As the coronavirus swept into the United States in early 2020, Trump handed Pence his biggest White House role, as overseer of the government's effort to curb the spread of the virus and coordinate its testing and treatment efforts while also initiating research to develop a vaccine.

For days on end, Pence chaired meetings of the White House coronavirus task force and often updated the country on the status of the fight against the virus at daily nationally televised briefings. But Trump, facing a difficult re-election contest against Biden, soon took over the daily news conferences and often professed that the virus was under control, or soon would be, and that a vaccine would be developed before the end of 2020.

Adopting a rosier outlook

Pence also often adopted a rosier outlook on the state of the virus in the U.S., even as tens of thousands of Americans died and tens of millions of workers lost their jobs.

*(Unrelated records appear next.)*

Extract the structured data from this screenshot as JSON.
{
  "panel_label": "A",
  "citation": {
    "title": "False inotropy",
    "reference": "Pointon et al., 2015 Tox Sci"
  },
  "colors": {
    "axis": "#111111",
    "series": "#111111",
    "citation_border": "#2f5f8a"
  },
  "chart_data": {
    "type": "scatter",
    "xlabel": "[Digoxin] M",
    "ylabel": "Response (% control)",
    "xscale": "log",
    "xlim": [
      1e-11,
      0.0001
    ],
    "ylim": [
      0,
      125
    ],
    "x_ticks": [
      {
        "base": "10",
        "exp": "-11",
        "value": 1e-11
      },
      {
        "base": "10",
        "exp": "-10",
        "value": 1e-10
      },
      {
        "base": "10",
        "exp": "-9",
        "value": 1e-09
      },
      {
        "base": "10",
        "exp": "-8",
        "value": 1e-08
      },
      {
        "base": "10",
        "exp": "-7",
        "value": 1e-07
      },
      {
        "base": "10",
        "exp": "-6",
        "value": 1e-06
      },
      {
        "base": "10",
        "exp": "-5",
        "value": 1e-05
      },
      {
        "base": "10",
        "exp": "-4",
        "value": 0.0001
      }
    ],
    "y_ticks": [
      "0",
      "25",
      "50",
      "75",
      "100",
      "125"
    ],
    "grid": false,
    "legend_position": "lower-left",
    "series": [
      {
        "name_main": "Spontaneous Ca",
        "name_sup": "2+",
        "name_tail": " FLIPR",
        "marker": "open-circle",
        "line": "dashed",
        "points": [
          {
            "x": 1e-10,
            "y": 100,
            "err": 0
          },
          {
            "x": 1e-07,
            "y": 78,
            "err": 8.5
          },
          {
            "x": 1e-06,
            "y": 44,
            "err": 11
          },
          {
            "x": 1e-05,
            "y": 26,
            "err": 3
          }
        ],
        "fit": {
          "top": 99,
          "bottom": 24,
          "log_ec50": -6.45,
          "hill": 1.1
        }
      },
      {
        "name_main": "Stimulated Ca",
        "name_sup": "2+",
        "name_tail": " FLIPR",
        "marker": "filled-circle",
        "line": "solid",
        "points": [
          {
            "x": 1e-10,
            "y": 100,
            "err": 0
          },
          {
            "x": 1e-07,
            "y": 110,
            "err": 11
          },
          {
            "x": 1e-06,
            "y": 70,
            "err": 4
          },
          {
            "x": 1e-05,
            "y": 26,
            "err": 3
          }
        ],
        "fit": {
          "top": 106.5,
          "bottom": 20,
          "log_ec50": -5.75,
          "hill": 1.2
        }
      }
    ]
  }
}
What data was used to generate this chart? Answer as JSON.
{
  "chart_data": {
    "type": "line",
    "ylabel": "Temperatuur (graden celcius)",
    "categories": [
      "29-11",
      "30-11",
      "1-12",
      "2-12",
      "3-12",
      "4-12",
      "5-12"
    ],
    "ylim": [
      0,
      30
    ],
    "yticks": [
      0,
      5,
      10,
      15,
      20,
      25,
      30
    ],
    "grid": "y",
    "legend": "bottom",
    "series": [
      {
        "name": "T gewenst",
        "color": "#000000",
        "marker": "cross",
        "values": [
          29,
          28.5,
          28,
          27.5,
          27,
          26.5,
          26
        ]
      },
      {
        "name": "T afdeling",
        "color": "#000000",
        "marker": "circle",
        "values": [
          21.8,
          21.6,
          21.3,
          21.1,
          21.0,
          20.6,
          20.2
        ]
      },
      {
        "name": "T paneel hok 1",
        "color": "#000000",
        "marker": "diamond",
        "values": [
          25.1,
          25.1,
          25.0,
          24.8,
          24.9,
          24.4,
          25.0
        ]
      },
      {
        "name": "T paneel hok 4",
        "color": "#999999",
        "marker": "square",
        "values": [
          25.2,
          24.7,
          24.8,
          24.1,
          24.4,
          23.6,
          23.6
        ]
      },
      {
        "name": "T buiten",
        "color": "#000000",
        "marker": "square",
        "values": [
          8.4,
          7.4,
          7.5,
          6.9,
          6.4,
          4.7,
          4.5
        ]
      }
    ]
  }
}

Pence repeated Trump's mantra that the number of cases was rising in the U.S. because the country was doing more testing, which ignored the fact that by June the virus was surging again in states and cities that had largely escaped the initial outbreak in March and April. Pence, in private meetings with Republican senators, urged them to focus on "encouraging signs" in the country's battle against the virus.

In mid-June, Pence, in an opinion article in the Wall Street Journal, said panic over the coronavirus was "overblown."

He declared, "Thanks to the leadership of President Trump and the courage and compassion of the American people, our public health system is far stronger than it was four months ago, and we are winning the fight against the invisible enemy.

"We've slowed the spread, we've cared for the most vulnerable, we've saved lives, and we've created a solid foundation for whatever challenges we may face in the future," he concluded. "That's a cause for celebration, not the media's fear mongering."

Pandemic slowed, not abated

Despite Pence's view, the surge of the pandemic has only slowed, not abated. The death toll in the U.S. has now topped 177,000, according to Johns Hopkins University, and the number of confirmed cases totals more than 5.7 million, with both figures higher than in any other country.